La pesca de una historia...

Aquella última tarde en la que estuve haciendo fotos en las playas de pesca de Taganga, me senté sobre un palo viejo de trupillo a esperar junto con el resto de pescadores la orden para halar el chinchorro a la playa y sacar el pescado, así pasaba el tiempo yo, con la cámara colgada del cuello esperando el instante para hacer una foto o pescando, aunque quizá al final fueron más las veces que pasé los días pescando, porque mientras de aquella forma impertinente me convertía en testigo presencial de la cotidianidad de un oficio que tal vez es imposible configurar en unas pocas imágenes, cada cuento y cada retazo que lograba conocer de la larga historia de aquel pueblo de pescadores sólo me convencían de que nunca tendría mejor cámara fotográfica que la que tenía en mi cabeza, más sin embargo, de alguna forma simple y sencilla trataría de dar cuenta, en algunas de mis fotografías, de un pedazo de aquella historia ancestral que lleva generaciones escribiéndose sobre las aguas del Mar Caribe y que aún hoy se resiste a desaparecer de la memoria de decenas de hombres que siguen entregándole su vida al mar y a la arena.

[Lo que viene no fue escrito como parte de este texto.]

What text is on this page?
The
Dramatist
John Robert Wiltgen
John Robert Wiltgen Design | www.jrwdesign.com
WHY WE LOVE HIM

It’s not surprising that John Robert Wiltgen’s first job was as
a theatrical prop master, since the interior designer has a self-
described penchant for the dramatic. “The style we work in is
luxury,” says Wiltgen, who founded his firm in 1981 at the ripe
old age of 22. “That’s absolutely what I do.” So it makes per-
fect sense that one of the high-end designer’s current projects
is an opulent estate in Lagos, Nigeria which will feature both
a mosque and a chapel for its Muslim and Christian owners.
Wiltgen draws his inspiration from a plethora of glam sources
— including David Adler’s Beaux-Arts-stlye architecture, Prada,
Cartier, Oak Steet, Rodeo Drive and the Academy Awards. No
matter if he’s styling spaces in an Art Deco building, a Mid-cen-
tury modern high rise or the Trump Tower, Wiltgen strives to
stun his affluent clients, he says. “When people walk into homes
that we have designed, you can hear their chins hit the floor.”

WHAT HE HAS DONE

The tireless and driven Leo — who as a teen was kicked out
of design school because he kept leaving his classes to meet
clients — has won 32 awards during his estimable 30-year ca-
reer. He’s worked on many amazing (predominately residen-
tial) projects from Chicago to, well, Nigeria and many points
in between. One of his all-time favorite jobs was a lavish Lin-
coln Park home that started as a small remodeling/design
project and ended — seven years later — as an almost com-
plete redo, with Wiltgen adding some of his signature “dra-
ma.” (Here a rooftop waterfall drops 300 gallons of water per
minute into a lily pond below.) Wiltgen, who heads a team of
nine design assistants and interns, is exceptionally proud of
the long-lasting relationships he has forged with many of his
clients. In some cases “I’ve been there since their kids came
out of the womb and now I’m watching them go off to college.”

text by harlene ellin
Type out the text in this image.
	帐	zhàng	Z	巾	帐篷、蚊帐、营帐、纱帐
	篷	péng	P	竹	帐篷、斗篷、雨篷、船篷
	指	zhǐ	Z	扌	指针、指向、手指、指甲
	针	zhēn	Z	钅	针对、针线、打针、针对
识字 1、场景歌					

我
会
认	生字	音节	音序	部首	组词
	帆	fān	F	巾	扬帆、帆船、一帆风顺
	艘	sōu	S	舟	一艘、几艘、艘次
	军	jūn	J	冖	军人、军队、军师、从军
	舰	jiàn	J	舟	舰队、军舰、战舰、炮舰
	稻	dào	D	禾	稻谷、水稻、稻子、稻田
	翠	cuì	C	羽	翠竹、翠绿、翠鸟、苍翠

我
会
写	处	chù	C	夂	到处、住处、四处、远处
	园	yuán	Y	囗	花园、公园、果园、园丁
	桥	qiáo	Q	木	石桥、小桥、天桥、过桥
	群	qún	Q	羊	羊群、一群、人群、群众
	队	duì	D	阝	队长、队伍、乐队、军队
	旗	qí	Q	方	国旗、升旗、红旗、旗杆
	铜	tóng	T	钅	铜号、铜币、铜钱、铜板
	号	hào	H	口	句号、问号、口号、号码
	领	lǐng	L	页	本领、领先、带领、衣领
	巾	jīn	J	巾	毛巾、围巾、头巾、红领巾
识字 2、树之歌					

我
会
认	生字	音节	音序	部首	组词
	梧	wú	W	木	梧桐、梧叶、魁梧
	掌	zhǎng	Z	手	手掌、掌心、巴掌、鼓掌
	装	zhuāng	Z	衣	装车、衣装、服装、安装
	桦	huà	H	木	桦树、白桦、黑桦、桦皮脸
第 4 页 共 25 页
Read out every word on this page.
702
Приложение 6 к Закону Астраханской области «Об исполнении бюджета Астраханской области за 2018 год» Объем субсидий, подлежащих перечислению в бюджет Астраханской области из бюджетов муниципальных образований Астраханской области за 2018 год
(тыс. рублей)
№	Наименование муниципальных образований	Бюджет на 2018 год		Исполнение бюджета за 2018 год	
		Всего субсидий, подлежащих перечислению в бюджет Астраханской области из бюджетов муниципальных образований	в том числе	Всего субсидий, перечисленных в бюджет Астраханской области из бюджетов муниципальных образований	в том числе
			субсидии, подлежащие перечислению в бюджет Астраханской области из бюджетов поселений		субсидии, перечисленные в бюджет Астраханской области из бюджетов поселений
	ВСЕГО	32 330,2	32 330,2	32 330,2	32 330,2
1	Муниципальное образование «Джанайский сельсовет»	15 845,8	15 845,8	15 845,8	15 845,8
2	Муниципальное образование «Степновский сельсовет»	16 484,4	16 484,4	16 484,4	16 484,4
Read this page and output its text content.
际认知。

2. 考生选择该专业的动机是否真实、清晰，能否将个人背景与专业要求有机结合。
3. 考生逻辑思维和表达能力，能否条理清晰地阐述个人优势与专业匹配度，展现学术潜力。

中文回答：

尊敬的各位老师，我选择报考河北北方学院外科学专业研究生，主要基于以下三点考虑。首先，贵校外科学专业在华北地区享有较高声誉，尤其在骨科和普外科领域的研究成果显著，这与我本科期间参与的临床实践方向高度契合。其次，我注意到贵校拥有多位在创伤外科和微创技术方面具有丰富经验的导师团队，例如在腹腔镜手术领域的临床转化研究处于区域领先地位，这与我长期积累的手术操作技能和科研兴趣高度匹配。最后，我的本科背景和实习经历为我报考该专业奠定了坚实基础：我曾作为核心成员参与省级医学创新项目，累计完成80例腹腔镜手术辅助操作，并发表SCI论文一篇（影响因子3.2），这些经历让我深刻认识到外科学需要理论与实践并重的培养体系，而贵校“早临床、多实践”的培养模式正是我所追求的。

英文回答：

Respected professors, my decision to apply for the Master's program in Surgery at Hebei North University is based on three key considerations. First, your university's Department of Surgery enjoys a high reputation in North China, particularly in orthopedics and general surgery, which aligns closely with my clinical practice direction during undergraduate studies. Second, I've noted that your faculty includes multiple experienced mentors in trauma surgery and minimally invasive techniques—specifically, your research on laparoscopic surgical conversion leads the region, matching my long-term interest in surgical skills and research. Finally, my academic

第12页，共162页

Y entonces también ocurrió, en una de aquellas tardes en las que estaba sentado en alguna de las playas de pesca, quizás en Genemaca, quizás en La Aguja, en medio de la espera, escuchando las historias de uno de aquellos pescadores que pasaba la tarde fumando tabaco enrollado y tejiendo un paño para uno de los chinchorros, mientras al fondo se escuchaba el golpeteo de las fichas del dominó contra la improvisada tabla de juegos, me levanté de la arena, caminé hasta donde estaba mi mochila, tomé la cámara y entonces me di cuenta que nadie se percataba de mis movimientos, había logrado por instantes hacer parte de aquella cotidianidad que había visto desde afuera, así entonces, en aquellos instantes en los que la cámara parecía desaparecer, podía sacar los retazos y las imágenes para armar mi historia sobre los pescadores de Taganga, sentado junto a la mesa del dominó, halando un chinchorro o con los viejos tejiendo, teniendo siempre la certeza que detrás de cada imagen habrá una historia que poco a poco se esconderá en la memoria de un pueblo y el silencio.